Beautiful Lies

Beautiful Lies
By Jessica Warman
Published on August 21, 2012
Published by Walker
Source: Netgalley

Summary from Goodreads:


Rachel and Alice are an extremely rare kind of identical twins—so identical that even their aunt and uncle, whom they’ve lived with since their parents passed away, can’t tell them apart. But the sisters are connected in a way that goes well beyond their surfaces: when one experiences pain, the other exhibits the exact same signs of distress. So when one twin mysteriously disappears, the other immediately knows something is wrong—especially when she starts experiencing serious physical traumas, despite the fact that nobody has touched her. As the search commences to find her sister, the twin left behind must rely on their intense bond to uncover the truth. But is there anyone around her she can trust, when everyone could be a suspect? And ultimately, can she even trust herself? Master storyteller Jessica Warman will keep readers guessing when everything they see—and everything they are told—suddenly becomes unreliable in this page-turning literary thriller.

My thoughts...

Beautiful Lies is a book where discussing even the most basic elements of the plot can be a potential spoiler-filled landmine, so this review is going to have to be vague. Rachel and Alice are, of course, identical twins with a bond that goes deeper than just being siblings. They have what one of the twins calls a psychic link, which becomes important as the story goes on. And Rachel and Alice, for as similar as they look, are also hiding some secrets of their own, which unfold in dramatic form as the search gets more and more desperate.

This book is definitely more than it seems on the surface. I had expected a mystery, given that this is a story about an abduction and the race to find the missing twin. What I hadn't expected was a book permeated with an eerie, overwhelming sense of dread. I mean that in the best possible way, too! I love a good thriller, and from the very start of the book, you are left wondering what's going to happen, when the other shoe's going to drop, and hoping that everything is going to be okay. Warman is excellent at crafting a world where you don't know what's true and what isn't, which really helped keep me guessing the whole time. There are a lot of red herrings and clues you realize afterwards you should have picked up on.
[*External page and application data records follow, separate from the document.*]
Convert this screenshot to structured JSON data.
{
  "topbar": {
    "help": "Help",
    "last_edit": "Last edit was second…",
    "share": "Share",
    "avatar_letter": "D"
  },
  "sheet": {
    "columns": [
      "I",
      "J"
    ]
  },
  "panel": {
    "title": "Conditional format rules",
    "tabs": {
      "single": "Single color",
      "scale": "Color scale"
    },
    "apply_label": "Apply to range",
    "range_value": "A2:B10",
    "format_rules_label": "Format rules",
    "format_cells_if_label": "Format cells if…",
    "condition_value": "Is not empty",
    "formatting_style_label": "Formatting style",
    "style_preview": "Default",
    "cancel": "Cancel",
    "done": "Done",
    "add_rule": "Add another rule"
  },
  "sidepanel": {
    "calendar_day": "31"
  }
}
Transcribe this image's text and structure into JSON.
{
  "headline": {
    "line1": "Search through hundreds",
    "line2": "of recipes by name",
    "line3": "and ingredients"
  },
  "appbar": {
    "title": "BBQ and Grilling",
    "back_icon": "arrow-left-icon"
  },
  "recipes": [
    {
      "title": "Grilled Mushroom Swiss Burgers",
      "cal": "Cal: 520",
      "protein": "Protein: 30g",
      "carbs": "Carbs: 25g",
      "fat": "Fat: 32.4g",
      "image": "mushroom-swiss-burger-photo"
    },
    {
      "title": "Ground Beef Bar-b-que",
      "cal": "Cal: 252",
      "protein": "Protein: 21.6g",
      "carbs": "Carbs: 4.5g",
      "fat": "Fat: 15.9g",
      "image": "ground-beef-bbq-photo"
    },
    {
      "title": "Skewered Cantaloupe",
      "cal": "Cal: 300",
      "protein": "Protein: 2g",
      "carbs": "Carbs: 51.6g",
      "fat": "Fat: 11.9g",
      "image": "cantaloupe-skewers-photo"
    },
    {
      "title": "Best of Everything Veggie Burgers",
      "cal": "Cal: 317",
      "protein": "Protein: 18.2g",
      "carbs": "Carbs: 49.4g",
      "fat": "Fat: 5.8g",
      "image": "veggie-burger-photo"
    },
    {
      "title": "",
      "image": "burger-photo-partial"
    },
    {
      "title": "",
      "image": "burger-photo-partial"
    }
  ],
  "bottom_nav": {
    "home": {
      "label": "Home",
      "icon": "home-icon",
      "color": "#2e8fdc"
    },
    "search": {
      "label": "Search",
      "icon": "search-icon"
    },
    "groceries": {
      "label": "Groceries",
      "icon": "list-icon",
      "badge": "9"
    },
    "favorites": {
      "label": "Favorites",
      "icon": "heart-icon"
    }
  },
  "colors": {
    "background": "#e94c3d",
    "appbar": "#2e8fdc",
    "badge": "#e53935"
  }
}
While some of the plot points were pretty easy to guess, overall I thought this book was a really enjoying read, with lots of twists and turns. I did notice that there were some passages that I had to read a few times to understand what was going on, but after finishing the book, I wonder if that was part of the author's plan. She really cultivated a confusing, desperate atmosphere as the clock is ticking on the abduction, so maybe it makes sense that there were aspects which didn't always ring true to me.

I'd recommend this book to anyone looking for a good YA mystery/thriller that doesn't play all of its cards right away. As a side note, there are some brief scenes of violence in the book, including one scene involving teeth that I had to skim. I'm not usually squeamish, but man, teeth things gross me out.